La transmission de la crise financière à l’économie réelle affectera durement le continent africain qui pourtant n’a aucune responsabilité dans la genèse de cette crise. Selon les prévisions de la Banque africaine de développement (BAD) :

- Le taux de croissance du PIB devrait être de 2,9% en 2009, contre une prévision de 6% avant la crise.

- Il y aurait une contraction de 40% des exportations à cause de la chute de la demande mondiale des matières premières ; de la chute des prix de nombreux produits de base exportés par l’Afrique. Les pertes dues à cette contraction seraient de 383 milliards de dollars.

- Les envois des émigrés devraient chuter également, ce qui aggraverait la situation de certains pays dont ces envois représentent plus de 4% du PIB et beaucoup plus élevés que l’aide publique au développement. En 2007, les envois des expatriés africains s’étaient élevés à plus de 28 milliards de dollars.

- Au vu de ce tableau, la BAD estime que l’Afrique aurait besoin d’au moins 106 milliards de dollars US en 2009 et 2010 pour rétablir le taux de croissance (5-6%) d’avant la crise.

- Pour atteindre un taux de croissance de 7%, jugé indispensable pour réduire de moitié la pauvreté en 2015, les besoins de l’Afrique se monteraient à près de 250 milliards de dollars US, toujours sur deux ans.

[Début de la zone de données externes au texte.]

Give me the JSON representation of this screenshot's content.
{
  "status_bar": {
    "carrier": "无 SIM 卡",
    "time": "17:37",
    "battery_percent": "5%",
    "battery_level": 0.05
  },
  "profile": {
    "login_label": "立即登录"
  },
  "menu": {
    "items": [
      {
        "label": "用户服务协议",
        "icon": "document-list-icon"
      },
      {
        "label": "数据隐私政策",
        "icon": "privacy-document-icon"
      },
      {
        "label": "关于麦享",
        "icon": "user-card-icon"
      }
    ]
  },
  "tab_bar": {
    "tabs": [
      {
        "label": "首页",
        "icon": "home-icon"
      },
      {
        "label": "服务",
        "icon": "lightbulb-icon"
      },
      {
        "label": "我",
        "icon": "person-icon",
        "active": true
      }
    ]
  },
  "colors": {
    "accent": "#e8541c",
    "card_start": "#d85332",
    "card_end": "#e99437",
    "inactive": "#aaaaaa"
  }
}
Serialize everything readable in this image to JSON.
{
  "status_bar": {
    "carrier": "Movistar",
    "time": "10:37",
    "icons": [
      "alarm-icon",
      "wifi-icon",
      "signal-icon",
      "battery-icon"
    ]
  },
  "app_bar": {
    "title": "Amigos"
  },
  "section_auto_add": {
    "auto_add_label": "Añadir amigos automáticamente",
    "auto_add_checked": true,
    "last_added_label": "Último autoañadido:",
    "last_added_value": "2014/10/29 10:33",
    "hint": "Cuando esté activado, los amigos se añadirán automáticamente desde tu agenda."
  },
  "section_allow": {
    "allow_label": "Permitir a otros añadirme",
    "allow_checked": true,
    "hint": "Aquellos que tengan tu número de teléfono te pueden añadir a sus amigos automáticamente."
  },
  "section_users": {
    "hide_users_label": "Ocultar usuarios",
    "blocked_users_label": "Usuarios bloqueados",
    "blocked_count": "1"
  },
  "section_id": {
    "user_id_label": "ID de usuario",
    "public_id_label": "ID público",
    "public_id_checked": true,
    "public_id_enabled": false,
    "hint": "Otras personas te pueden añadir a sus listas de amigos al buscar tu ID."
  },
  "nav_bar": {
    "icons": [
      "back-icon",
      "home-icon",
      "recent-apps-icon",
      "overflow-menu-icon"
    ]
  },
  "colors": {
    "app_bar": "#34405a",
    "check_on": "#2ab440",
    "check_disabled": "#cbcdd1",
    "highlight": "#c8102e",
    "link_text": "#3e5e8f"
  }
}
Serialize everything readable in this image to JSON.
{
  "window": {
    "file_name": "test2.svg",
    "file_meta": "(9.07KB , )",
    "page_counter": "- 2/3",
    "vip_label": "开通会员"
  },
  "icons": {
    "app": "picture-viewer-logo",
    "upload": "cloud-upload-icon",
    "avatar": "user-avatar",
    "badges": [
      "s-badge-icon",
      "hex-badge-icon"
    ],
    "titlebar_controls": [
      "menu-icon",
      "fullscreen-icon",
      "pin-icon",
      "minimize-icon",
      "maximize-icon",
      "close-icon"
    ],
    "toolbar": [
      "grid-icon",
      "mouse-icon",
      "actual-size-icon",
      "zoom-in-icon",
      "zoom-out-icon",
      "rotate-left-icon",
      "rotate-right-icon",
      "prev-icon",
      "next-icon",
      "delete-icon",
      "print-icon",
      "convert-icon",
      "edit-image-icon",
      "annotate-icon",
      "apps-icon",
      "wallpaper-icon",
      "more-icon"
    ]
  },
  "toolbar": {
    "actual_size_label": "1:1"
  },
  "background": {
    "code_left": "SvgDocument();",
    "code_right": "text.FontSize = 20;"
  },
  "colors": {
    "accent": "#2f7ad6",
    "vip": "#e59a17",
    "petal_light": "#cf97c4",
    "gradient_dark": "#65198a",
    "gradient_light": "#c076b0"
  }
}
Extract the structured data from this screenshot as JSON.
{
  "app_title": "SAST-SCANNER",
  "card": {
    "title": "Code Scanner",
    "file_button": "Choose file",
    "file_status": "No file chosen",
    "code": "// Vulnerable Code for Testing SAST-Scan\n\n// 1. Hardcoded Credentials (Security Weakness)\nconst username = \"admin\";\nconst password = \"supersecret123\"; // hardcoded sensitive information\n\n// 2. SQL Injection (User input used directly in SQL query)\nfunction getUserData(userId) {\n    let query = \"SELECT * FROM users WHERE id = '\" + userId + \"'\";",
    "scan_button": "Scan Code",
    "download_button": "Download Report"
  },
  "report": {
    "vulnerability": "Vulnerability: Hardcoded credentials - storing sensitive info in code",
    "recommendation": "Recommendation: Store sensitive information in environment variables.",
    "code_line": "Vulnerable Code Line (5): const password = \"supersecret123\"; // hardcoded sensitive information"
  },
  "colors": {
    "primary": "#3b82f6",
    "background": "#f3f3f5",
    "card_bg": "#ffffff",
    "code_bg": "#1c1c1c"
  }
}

- Mais l’Afrique ne peut compter sur « l’aide » au développement dans le contexte de la crise mondiale actuelle. D’ailleurs, aucune promesse dans le passé n’a jamais été complètement honorée. Celle de Gleneagles (Ecosse) prise en 2005, consistant à doubler « l’aide » à l’Afrique pour la porter à 50 milliards de dollars par an à partir de 2010, ne sera pas tenue non plus. Le manque à gagner serait de 20 milliards de dollars, selon la Banque mondiale.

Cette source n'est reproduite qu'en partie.